Guest contributor: Dinty W. Moore

Bad Advice Wednesday: Be Porous, Be Available

categories: Bad Advice / Cocktail Hour

9 comments


 

“A career is like a garden,” Bill Roorbach told me and a roomful of other eager writers nearly ten years ago at the 2004 Creative Nonfiction Summer Writers Conference at Goucher College.  “There is only so much you can control.  The beans won’t climb the pole until they’re ready, and sometimes the garden just evolves where it wants – you just step out of the way and fit yourself in.”

Fig. 1

I know that Bill told me this because I wrote it down, on the back of the blue conference schedule. At the same time I was doodling a picture of Bill that looks nothing like Bill looked back then and looks nothing like him now.  He did have a moustache, I believe, but other than that, my cartooning skills offer perhaps some fundamental insight into why I eventually became a writer. (Gessner, does any of this resonate?)

Fig. 2

Bill said two other things that day.  (Actually, he probably said many other things, all of them more brilliant than Julia Robert’s teeth, but I only wrote down two other bits of Bill wisdom, probably because my complete attention was focused on shading in my doodle of Bill’s enormous shoes.)

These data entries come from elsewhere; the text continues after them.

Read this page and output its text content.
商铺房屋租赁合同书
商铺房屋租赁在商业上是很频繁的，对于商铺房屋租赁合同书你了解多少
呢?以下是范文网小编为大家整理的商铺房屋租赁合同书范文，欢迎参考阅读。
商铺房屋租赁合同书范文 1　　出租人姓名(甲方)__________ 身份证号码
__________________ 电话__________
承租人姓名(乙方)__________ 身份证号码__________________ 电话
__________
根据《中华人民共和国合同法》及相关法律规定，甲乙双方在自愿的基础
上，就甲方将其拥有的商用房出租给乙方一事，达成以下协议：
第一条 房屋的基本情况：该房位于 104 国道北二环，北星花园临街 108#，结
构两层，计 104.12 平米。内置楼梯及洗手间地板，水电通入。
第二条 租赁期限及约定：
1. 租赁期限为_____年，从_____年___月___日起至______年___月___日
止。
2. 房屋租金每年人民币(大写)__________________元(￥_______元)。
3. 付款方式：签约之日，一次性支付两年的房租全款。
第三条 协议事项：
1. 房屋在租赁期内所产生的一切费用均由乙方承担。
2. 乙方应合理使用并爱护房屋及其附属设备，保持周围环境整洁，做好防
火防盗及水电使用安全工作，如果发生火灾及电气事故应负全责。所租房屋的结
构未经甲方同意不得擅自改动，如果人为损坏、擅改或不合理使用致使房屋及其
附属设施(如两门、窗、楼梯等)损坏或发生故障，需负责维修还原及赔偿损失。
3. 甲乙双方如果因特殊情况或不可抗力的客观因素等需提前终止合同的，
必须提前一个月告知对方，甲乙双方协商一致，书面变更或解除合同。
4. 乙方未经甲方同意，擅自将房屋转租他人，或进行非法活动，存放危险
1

He said: Think of your career in ten-year segments.  Don’t try to control it month to month or year to year.  Assume there will successes and failures and just hope that in every ten years you’ve accomplished something to be proud of.

This was something I deeply needed to hear at the time, because my career was in the dumps.  After publishing two nonfiction titles with Algonquin Books of Chapel Hill, I dove headlong into a new project that ended up going nowhere, despite four years of research, travel, sweat and energy, diligent drafting, fierce revision, and numerous promises to my friends that the book would be out “in a few years.”  It never did come out.  Not ever.  The garden grew where it wanted to grow, not where I was trying to train it.

Fig. 3 

The other thing Bill said that day was, “You need to be porous and available.”  He meant that, I imagine, on many levels: listen to your characters, listen to your sentences, listen to strangers, listen to the bluejays chattering in the backyard.  But for me, it meant listening to that voice in my head that had begun suggesting, “Forget that damn book, put it aside, because there are other things you should be working on.”

I listened, and my last ten years have been pretty wonderful, garden-wise.

But this is “Bad Advice Wednesday,” so let me stay in the spirit of the thing and give you my bad advice:  Don’t listen to Bill Roorbach.  The silly fool has no idea what he is talking about.

Dinty W. Moore

[Dinty W. Moore is a writer and professor and editor, also a great dancer and kind friend, likely a Bodhisattva]

 

 

 

 

 



  1. Jenny Citron writes:

    As a college student all I ever heard are questions about my future plans, what are you going to do AFTER college? What are you going to do with an English degree? Why haven’t you started applying to jobs yet? It seems all people want me to do it control the garden I have just begun to grow. It is good to know that really, the garden is going to do what it wants and I shouldn’t spend too much time trying to force it my way. Especially not now in my life. Next time someone asks me what I am going to do with my future I might just tell them that I am going to be “porous and available.”

    Great article! Thanks for the insight!

  2. Tommy writes:

    Dinty, although your cartoon may demonstrate a limited resemblance to Bill Roorbach ten years ago, I’d say you fairly well nailed Einstein with it!

    I LOVE that you have notes from ten years ago you can still reference! I can’t find anything from two weeks ago. Probably because it’s still in a pile, on my kitchen table!

  3. Dave writes:

    I count my cartooning career in ten year increments.

  4. Janine writes:

    You’re a good note taker, Dinty.

  5. Nichole L. Reber writes:

    Let this stick in my head the next moment or month I spend dwelling on the fact I’m not where I want to be. Let it also crawl into that crevice that makes me blame my slow career path on my parents, who forced me to go to Miami of Ohio rather than Ohio U., where Dinty Moore teaches.

    Let it should be. Let it should be.

  6. D.L. Wood writes:

    I am starting out late in life to write some short stories; mostly for my own retirement enjoyment. I like the garden thought process. and think I will try to incorporate it in the process. But the ten year plan is not as valid. In ten years I just hope to be alive and still able to write. lol

    Do you like the Superfocus glasses? I looked at them a year or so ago during 18 months of exasperating back and forth with the eye doctor until they finally got the bifocal prescription right. Then I didn’t pursue it further, but I thought it was a neat concept.

  7. Renee E. D'Aoust writes:

    I deeply love this deeply Dinty post. Fantastic weeds and words. Thank you.